Judge stopped him.

"Yes," he said. "Deacon and Major have been doing night work. Some that you expected; other that may surprise you. That is all you need to know just now, Butcher. Let the rest come — from Delmar." The topic changed. Ferret listened keenly, and his shrewd eyes looked from one man to another. Tonight was to be the beginning. For the others, perhaps, but not for Ferret. He dated the beginning of his new career with that night in New York.

Ferret's eyes gleamed as he smiled. None of his companions had spoken of the death of Daniel Antrim. The case had not been mentioned in recent New York newspapers that Ferret had bought. No one, Ferret thought, could know one iota of his connection with the death of the crooked lawyer. Police and gangs alike were in ignorance. Who else mattered?

Ferret did not know of The Shadow!

The Shadow knew!

Chapter VII — The Shadow Pounders

At the very moment when Ferret, in Middletown, was fancying that the affairs of Joel Hawkins were of little interest elsewhere, a brain in uptown New York was thinking of Ferret.
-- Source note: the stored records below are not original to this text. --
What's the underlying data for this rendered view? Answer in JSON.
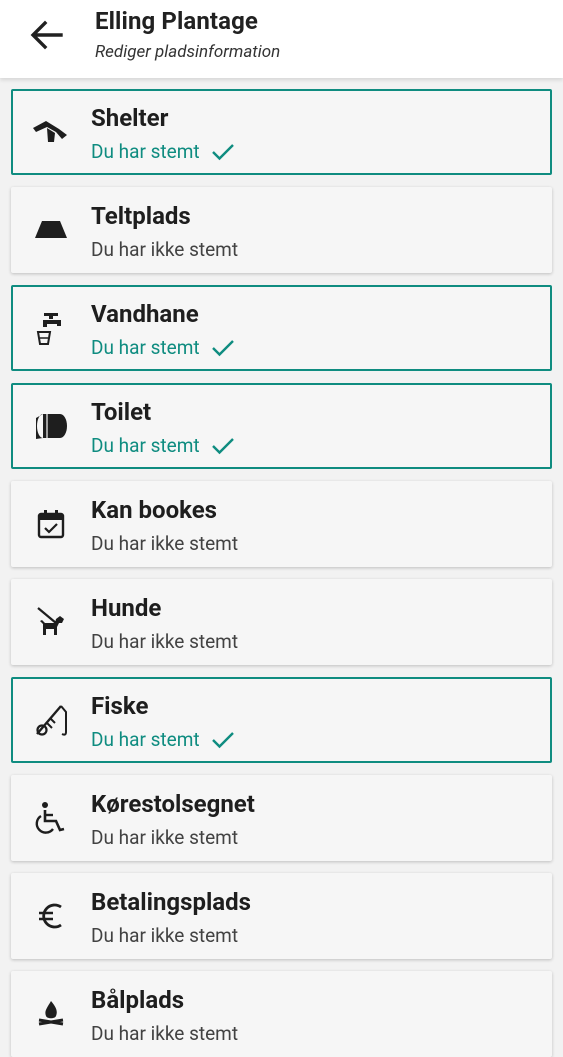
{
  "header": {
    "title": "Elling Plantage",
    "subtitle": "Rediger pladsinformation"
  },
  "colors": {
    "accent": "#0f8c80",
    "text": "#212121",
    "background": "#f2f2f2"
  },
  "facilities": [
    {
      "name": "Shelter",
      "status": "Du har stemt",
      "voted": true,
      "icon": "shelter-icon"
    },
    {
      "name": "Teltplads",
      "status": "Du har ikke stemt",
      "voted": false,
      "icon": "tent-icon"
    },
    {
      "name": "Vandhane",
      "status": "Du har stemt",
      "voted": true,
      "icon": "water-tap-icon"
    },
    {
      "name": "Toilet",
      "status": "Du har stemt",
      "voted": true,
      "icon": "toilet-paper-icon"
    },
    {
      "name": "Kan bookes",
      "status": "Du har ikke stemt",
      "voted": false,
      "icon": "calendar-check-icon"
    },
    {
      "name": "Hunde",
      "status": "Du har ikke stemt",
      "voted": false,
      "icon": "dog-icon"
    },
    {
      "name": "Fiske",
      "status": "Du har stemt",
      "voted": true,
      "icon": "fishing-rod-icon"
    },
    {
      "name": "Kørestolsegnet",
      "status": "Du har ikke stemt",
      "voted": false,
      "icon": "wheelchair-icon"
    },
    {
      "name": "Betalingsplads",
      "status": "Du har ikke stemt",
      "voted": false,
      "icon": "euro-icon"
    },
    {
      "name": "Bålplads",
      "status": "Du har ikke stemt",
      "voted": false,
      "icon": "campfire-icon"
    }
  ]
}
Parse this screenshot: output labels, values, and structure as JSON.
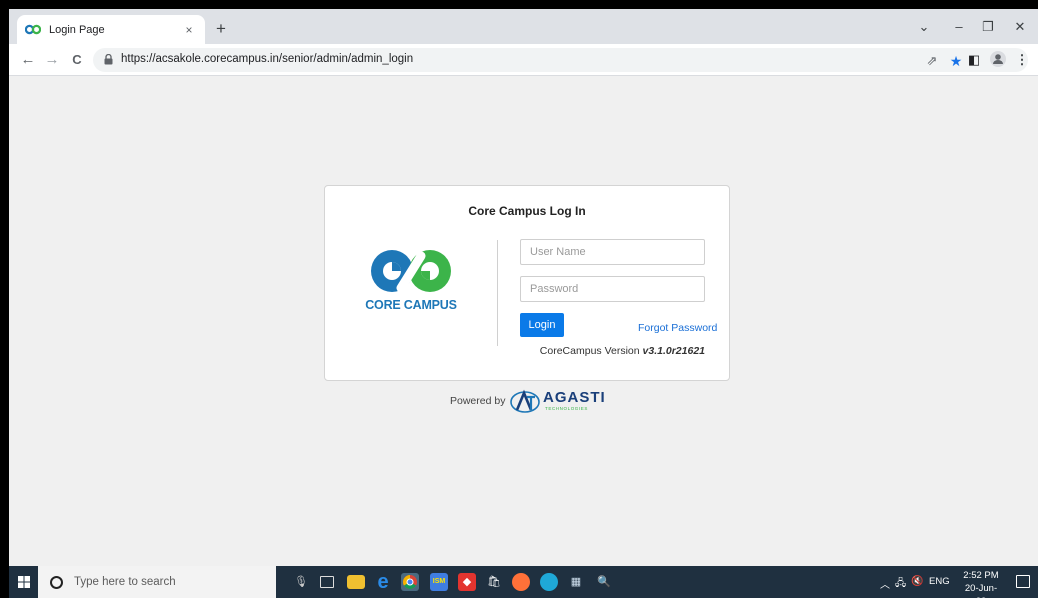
{
  "browser": {
    "tab": {
      "title": "Login Page",
      "close_glyph": "×"
    },
    "new_tab_glyph": "+",
    "window_controls": {
      "dropdown": "⌄",
      "minimize": "–",
      "restore": "❐",
      "close": "✕"
    },
    "nav": {
      "back": "←",
      "forward": "→",
      "reload": "C"
    },
    "url": "https://acsakole.corecampus.in/senior/admin/admin_login",
    "toolbar_icons": {
      "share": "⇗",
      "bookmark_star": "★",
      "side_panel": "◧",
      "menu": "⋮"
    },
    "accent": "#1a73e8"
  },
  "login": {
    "title": "Core Campus Log In",
    "logo_text": "CORE CAMPUS",
    "username_placeholder": "User Name",
    "password_placeholder": "Password",
    "login_label": "Login",
    "forgot_label": "Forgot Password",
    "version_prefix": "CoreCampus Version ",
    "version_number": "v3.1.0r21621",
    "button_color": "#0a7ae8",
    "logo_colors": {
      "blue": "#1e77b7",
      "green": "#3cb44a"
    }
  },
  "footer": {
    "powered_by": "Powered by",
    "brand": "AGASTI",
    "brand_sub": "TECHNOLOGIES"
  },
  "taskbar": {
    "search_placeholder": "Type here to search",
    "lang": "ENG",
    "time": "2:52 PM",
    "date": "20-Jun-23",
    "icons": [
      "windows-logo-icon",
      "search-icon",
      "cortana-mic-icon",
      "task-view-icon",
      "file-explorer-icon",
      "ie-icon",
      "chrome-icon",
      "app-ism-icon",
      "app-anydesk-icon",
      "store-icon",
      "firefox-icon",
      "edge-icon",
      "app-network-icon",
      "app-search-icon"
    ]
  }
}
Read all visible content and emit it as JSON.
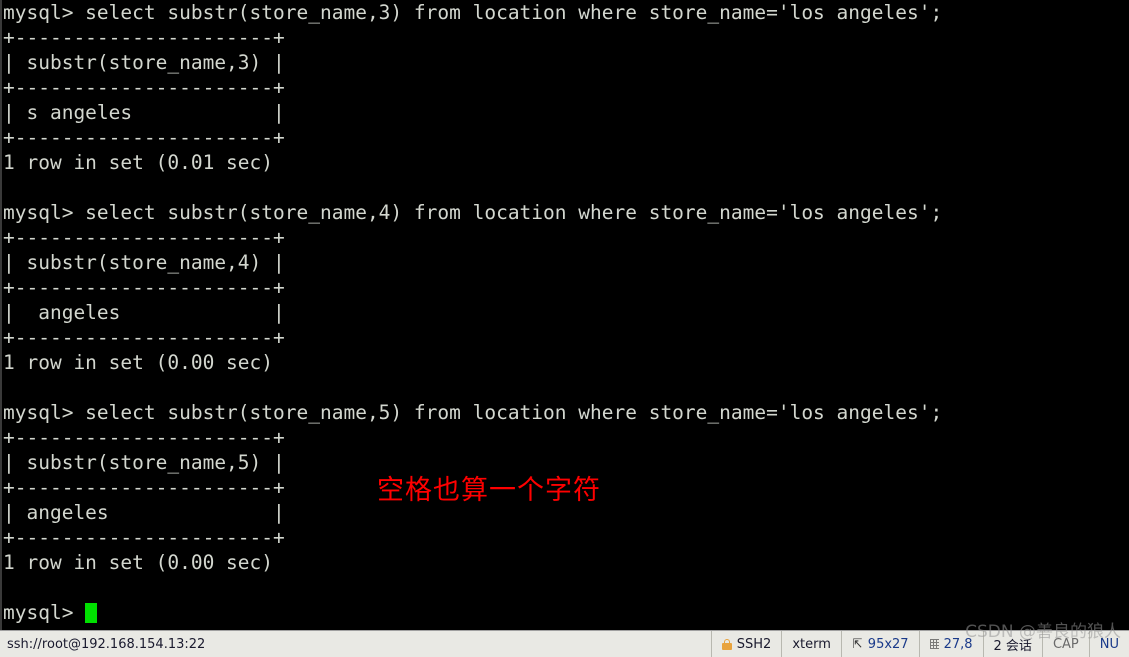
{
  "terminal": {
    "lines": [
      "mysql> select substr(store_name,3) from location where store_name='los angeles';",
      "+----------------------+",
      "| substr(store_name,3) |",
      "+----------------------+",
      "| s angeles            |",
      "+----------------------+",
      "1 row in set (0.01 sec)",
      "",
      "mysql> select substr(store_name,4) from location where store_name='los angeles';",
      "+----------------------+",
      "| substr(store_name,4) |",
      "+----------------------+",
      "|  angeles             |",
      "+----------------------+",
      "1 row in set (0.00 sec)",
      "",
      "mysql> select substr(store_name,5) from location where store_name='los angeles';",
      "+----------------------+",
      "| substr(store_name,5) |",
      "+----------------------+",
      "| angeles              |",
      "+----------------------+",
      "1 row in set (0.00 sec)",
      ""
    ],
    "prompt": "mysql> ",
    "cursor_color": "#00e000",
    "foreground_color": "#d3d7cf",
    "background_color": "#000000"
  },
  "annotation": {
    "text": "空格也算一个字符",
    "color": "#ff0000"
  },
  "watermark": {
    "text": "CSDN @善良的狼人"
  },
  "statusbar": {
    "connection": "ssh://root@192.168.154.13:22",
    "protocol": "SSH2",
    "terminal_type": "xterm",
    "dimensions": "95x27",
    "cursor_position": "27,8",
    "sessions": "2 会话",
    "caps": "CAP",
    "num": "NU"
  }
}
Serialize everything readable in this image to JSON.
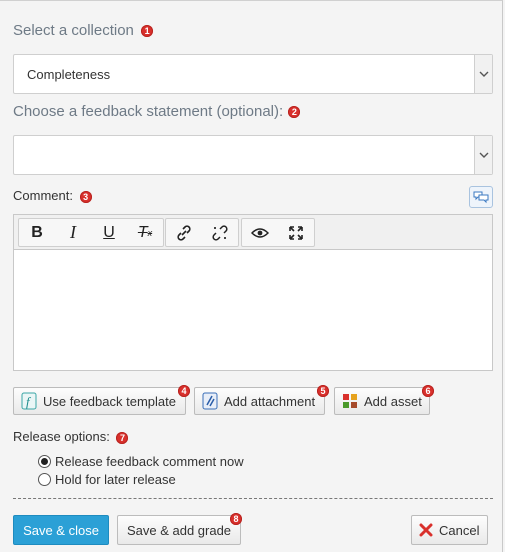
{
  "collection": {
    "label": "Select a collection",
    "badge": "1",
    "value": "Completeness"
  },
  "feedback_statement": {
    "label": "Choose a feedback statement (optional):",
    "badge": "2",
    "value": ""
  },
  "comment": {
    "label": "Comment:",
    "badge": "3"
  },
  "toolbar": {
    "bold": "B",
    "italic": "I",
    "underline": "U",
    "clear_format": "T"
  },
  "actions": {
    "feedback_template": {
      "label": "Use feedback template",
      "badge": "4"
    },
    "attachment": {
      "label": "Add attachment",
      "badge": "5"
    },
    "asset": {
      "label": "Add asset",
      "badge": "6"
    }
  },
  "release": {
    "label": "Release options:",
    "badge": "7",
    "options": [
      "Release feedback comment now",
      "Hold for later release"
    ],
    "selected": "Release feedback comment now"
  },
  "footer": {
    "save_close": "Save & close",
    "save_add_grade": "Save & add grade",
    "save_add_grade_badge": "8",
    "cancel": "Cancel"
  },
  "colors": {
    "primary": "#2ba0d6",
    "badge": "#d9302c",
    "cancel_icon": "#d9302c"
  }
}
The scene was a windowless room, furnished with bookcases, filing cabinets, a desk, and a single chair. There were lights in the room, but each was centered on a different object. A green-shaded bulb threw a circle of light upon the desk. Other smaller incandescents glimmered their rays upon the cabinets and the bookcases.

The center of the room was dark and spectral. Only the edges were illuminated. The floor was heavily carpeted in jet black. The walls showed no opening. Despite the fringing lights, not even a shadow could be seen upon the sable floor.

Yet there, in that weird gloom, some one stood. The sole occupant of the mysterious abode was an invisible being who seemed a part of the thick blackness in the center. For this was The Shadow's secret place of consultation. The books in the shelves were funds of information that covered the specific subjects which intrigued The Shadow. The filing cases contained full, cross-indexed information on persons and events which had concerned him. One portion of a bookcase was closed by a metal panel. Its smooth surface bore no lock; yet only The Shadow could open it.